Compliance

Editorial Comment: The TransAtlantic Push For Fiduciary Standards On All Financial Firms

Tom Burroughes Group Editor February 27, 2012

Editorial Comment: The TransAtlantic Push For Fiduciary Standards On All Financial Firms

On both sides of the Atlantic moves are afoot to require all financial services firms, from broker-dealers to old fashioned private banks, to have a fiduciary duty of care to their clients. Like so many ideas that sound good at first, the issue is not as simple as it sounds.

On both sides of the Atlantic moves are afoot to require all financial services firms, from broker-dealers to old fashioned private banks, to have a fiduciary duty of care to their clients. Like so many ideas that sound good at first, the issue is not as simple as it sounds.

Considering some of the problems and financial scandals of recent years, it is certainly understandable that policymakers, even the more thoughtful, pro-market ones, are in the mood to impose a blanket fiduciary standard, not to mention other rules. For example, some private clients might not realise that some of the institutions they deal with are not required to have a fiduciary responsibility at all, and clients may have an unpleasant surprise if their money gets lost or if their advisor has a serious conflict of interest. (Given the current woes of clients of bankrupt US business MF Global, this is hardly a remote problem).

It should be pointed out, a senior figure in the stock-broking and investment industry recently told me, that stockbrokers in the UK, for example, have an "agency" status in which they are required, for example, to keep client monies in a segregated account. This might not go the full distance of achieving the fiduciary requirement that some UK regulators are thinking about, but it is nevertheless an important, existing feature of the financial ecosystem. And to some extent, of course, the UK’s Retail Distribution Review program of reforms, which outlaw use of commissions, are supposed to go a long way to make wealth management more impartial and professional.

In the US, it is expected that some general fiduciary requirement will be imposed across the board sometime this year, although the exact starting date as of the time of writing is uncertain.

For the non-US audience, I should explain that the present system, which dates back to 72-year-old legislation, leaves states within the US free to develop their own, often varied, definitions of what “fiduciary duty” might mean. This is, as the US Securities Industry and Financial Markets Association has argued on its website, highly confusing. And in a litigious country such as the US, confusion is costly. Because of the Advisers Act of 1940, investment advisors must adhere to the fiduciary duties but stockbrokers and broker-dealers instead must observe a less rigorous standard of “suitability”. In the latter case, it only requires recommendations that are consistent with the interests of customers – potentially quite a vague definition.

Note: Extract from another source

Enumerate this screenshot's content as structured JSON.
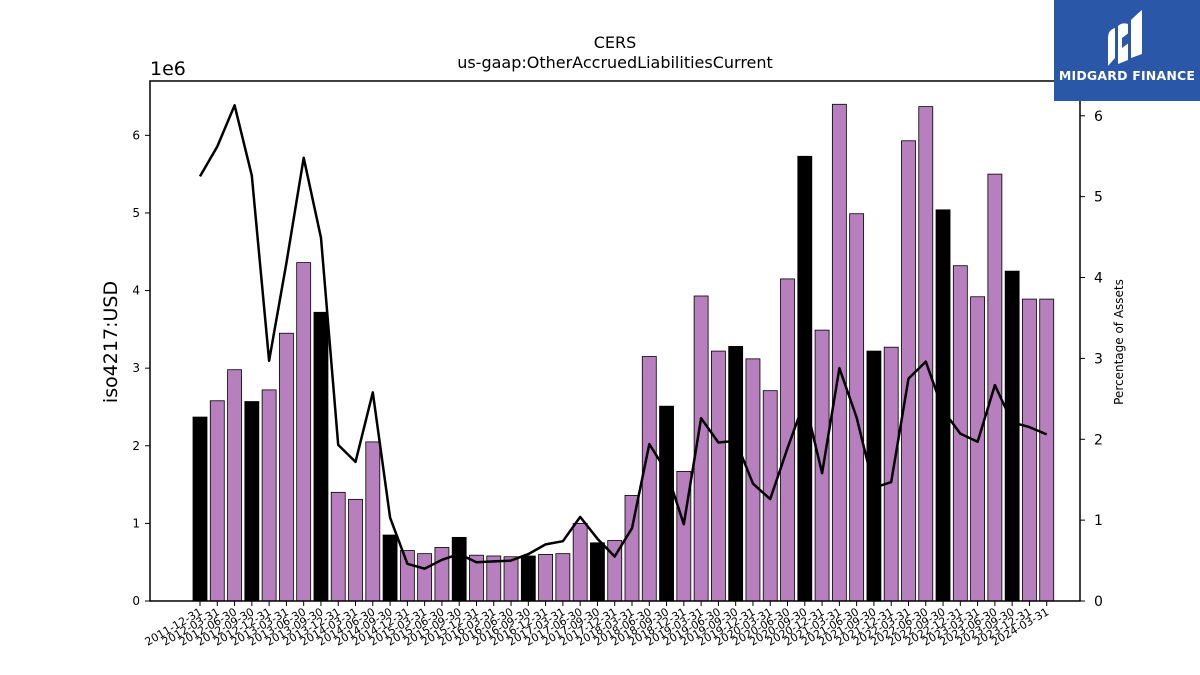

So as SIFMA explains, the current Obama administration has proposed to standardize fiduciary care, whether it involves financial advisors or broker-dealers at the federal level. As I found out from Morgan Stanley Smith Barney, one of the biggest broker dealers in the world, some in that side of the business are unhappy. For example, one problem with a fee-based advisory model, in contrast to the much-maligned brokerage one, is that a person who has a portfolio where not much ever happens still must pay an annual fee even if nothing changes within a portfolio for years. “Commission” has become almost a dirty word in our industry – but is this fair?

Much of the impetus for reform now comes from the Dodd-Frank Act, which told the powerful Securities and Exchange Commission to draw up a new federal fiduciary standard of care. And meanwhile, in 2010, the US Department of Labor proposed what SIFMA called a “wholesale revision to its regulation that redefines what it means to be a fiduciary under the Employee Retirement Income Security Act and the Internal Revenue Code”. In this case, SIFMA explained, this proposed definition “would have affected whether retail brokers, prime brokers, institutional trading desks, swap dealers, and others who work with pension and 401(k) plans and IRAs will be deemed fiduciaries under certain circumstances”. The new proposed rule is expected to be issued early this year.

An obvious question that arises straightaway is cost. Broker-dealers are hardly going to enjoy switching to a fee model since if it made no difference to their costs, they might have done this years ago anyway without any prodding from lawmakers. Commission charging is not, in of itself, a bad thing so long as it is transparent.

And as the UK market reforms of the RDR demonstrate, costs of even the most innocuous change can be heavy. Some people in the industry reckon at least 15 per cent of the country’s independent financial advisors will be forced to quit the business, either by selling up or retiring.

As ComPeer, the research firm, pointed out from a poll of UK wealth advisors recently, some firms are spending at least 50 per cent of their net profits on compliance. And it is hard to see how this is going to get any better if the entire industry, regardless of its business model and level of service, has to provide the same fiduciary duty of care. The concept sounds very admirable, and not perhaps as controversial as some other big changes being imposed. But policymakers need to realize that the regulatory burden cannot rise indefinitely before serious damage is done.